Ignore the descriptive blurbs above the numbers. They’re designed to encourage Joe and Jill SAD dieter they’re eating more or less carbs, but for us they’re meaningless. We know we’re burning fat. And in your case probably undetectable carb. In my case, I might have detectable carb burn since I’m eating non-zero amounts.
More importantly for us, is whether or not it’s useless, assuming it’s actually measuring changes within a very narrow range of RER values. Without displaying the actual calculated RER value, I think it’s not very useful. In your case, because you calibrated a very narrow range of min/max values it might be useless, especially considering T2D adding complexity to your situation.
However, instead of getting discouraged because you’re blowing numbers you don’t expect, I’d suggest trying to determine why you’re blowing different numbers at different times and circumstances.
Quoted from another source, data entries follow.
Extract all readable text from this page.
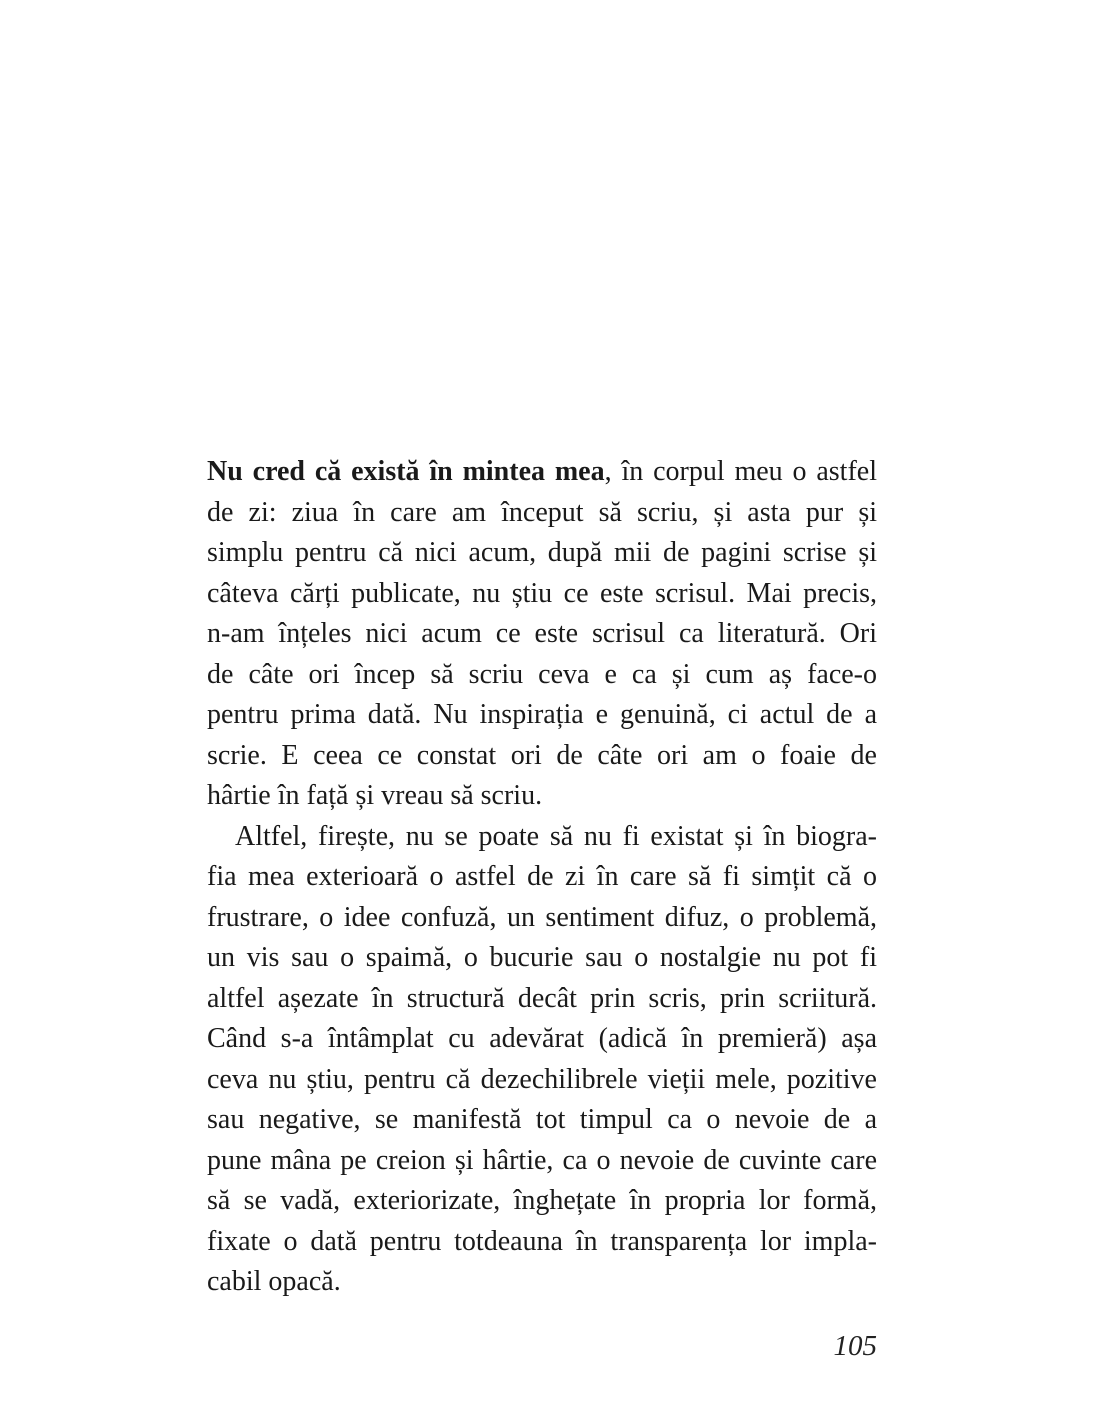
Nu cred că există în mintea mea, în corpul meu o astfel

de zi: ziua în care am început să scriu, și asta pur și

simplu pentru că nici acum, după mii de pagini scrise și

câteva cărți publicate, nu știu ce este scrisul. Mai precis,

n-am înțeles nici acum ce este scrisul ca literatură. Ori

de câte ori încep să scriu ceva e ca și cum aș face-o

pentru prima dată. Nu inspirația e genuină, ci actul de a

scrie. E ceea ce constat ori de câte ori am o foaie de

hârtie în față și vreau să scriu.

Altfel, firește, nu se poate să nu fi existat și în biogra-

fia mea exterioară o astfel de zi în care să fi simțit că o

frustrare, o idee confuză, un sentiment difuz, o problemă,

un vis sau o spaimă, o bucurie sau o nostalgie nu pot fi

altfel așezate în structură decât prin scris, prin scriitură.

Când s-a întâmplat cu adevărat (adică în premieră) așa

ceva nu știu, pentru că dezechilibrele vieții mele, pozitive

sau negative, se manifestă tot timpul ca o nevoie de a

pune mâna pe creion și hârtie, ca o nevoie de cuvinte care

să se vadă, exteriorizate, înghețate în propria lor formă,

fixate o dată pentru totdeauna în transparența lor impla-

cabil opacă.

105
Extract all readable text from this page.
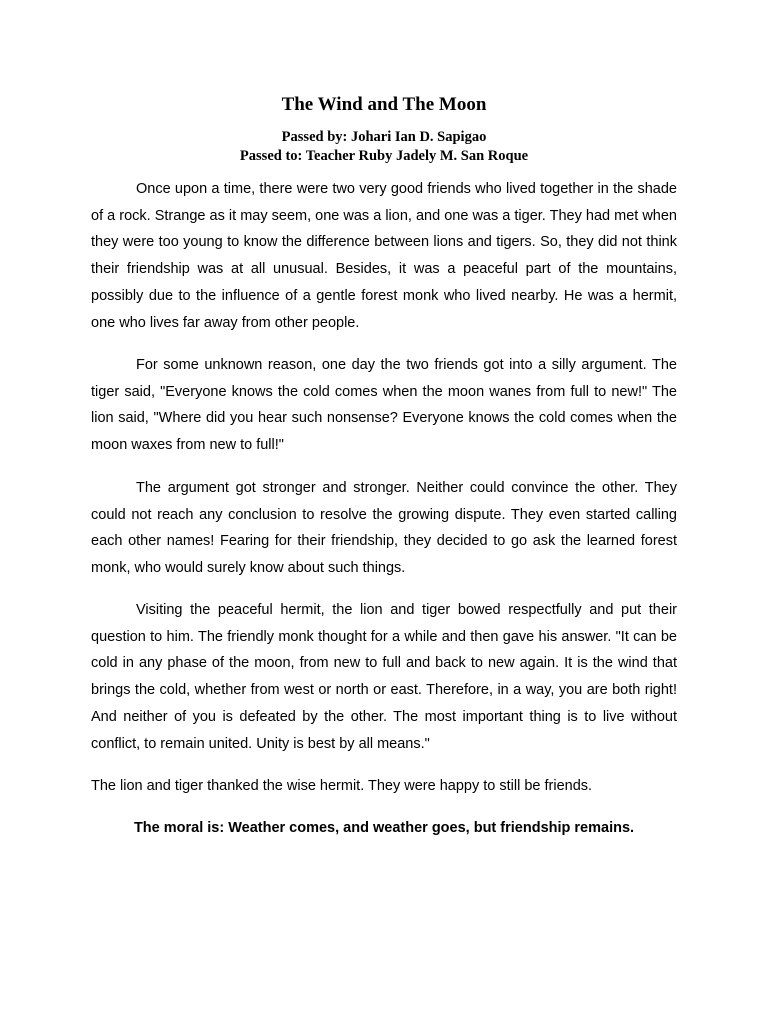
The Wind and The Moon

Passed by: Johari Ian D. Sapigao

Passed to: Teacher Ruby Jadely M. San Roque

Once upon a time, there were two very good friends who lived together in the shade of a rock. Strange as it may seem, one was a lion, and one was a tiger. They had met when they were too young to know the difference between lions and tigers. So, they did not think their friendship was at all unusual. Besides, it was a peaceful part of the mountains, possibly due to the influence of a gentle forest monk who lived nearby. He was a hermit, one who lives far away from other people.

For some unknown reason, one day the two friends got into a silly argument. The tiger said, "Everyone knows the cold comes when the moon wanes from full to new!" The lion said, "Where did you hear such nonsense? Everyone knows the cold comes when the moon waxes from new to full!"

The argument got stronger and stronger. Neither could convince the other. They could not reach any conclusion to resolve the growing dispute. They even started calling each other names! Fearing for their friendship, they decided to go ask the learned forest monk, who would surely know about such things.

Visiting the peaceful hermit, the lion and tiger bowed respectfully and put their question to him. The friendly monk thought for a while and then gave his answer. "It can be cold in any phase of the moon, from new to full and back to new again. It is the wind that brings the cold, whether from west or north or east. Therefore, in a way, you are both right! And neither of you is defeated by the other. The most important thing is to live without conflict, to remain united. Unity is best by all means."

The lion and tiger thanked the wise hermit. They were happy to still be friends.

The moral is: Weather comes, and weather goes, but friendship remains.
That might be useful. If it turns out that the Lumen values returned are totally random over the course of a couple of weeks, then I think it would be safe to conclude the device is useless.
In my case, I’m using my Ketonix to try to determine if there is any correlation between BrAce and Lumen numbers that might be useful. So I’m reserving judgement until I can conclude one way or the other.
BTW, I just blew another Lumen 1. I had my regular morning liter of keto coffee between 5:30-6:00am, worked a 5 hour shift from 7-12, did some shopping afterwards. Took the sample immediately when I got home (1:30pm). So have not eaten anything since 6am. Surprisingly, BrAce was relatively low 9.6 ppm. The final 2-3 hours were quite busy and I suspect I was burning mostly FA. So if I was generating significant acetoacetate, it was either being utilized directly along with the FA and/or converted to/from β-hydroxybutyrate and not a whole lot disintegrating into acetone and CO2.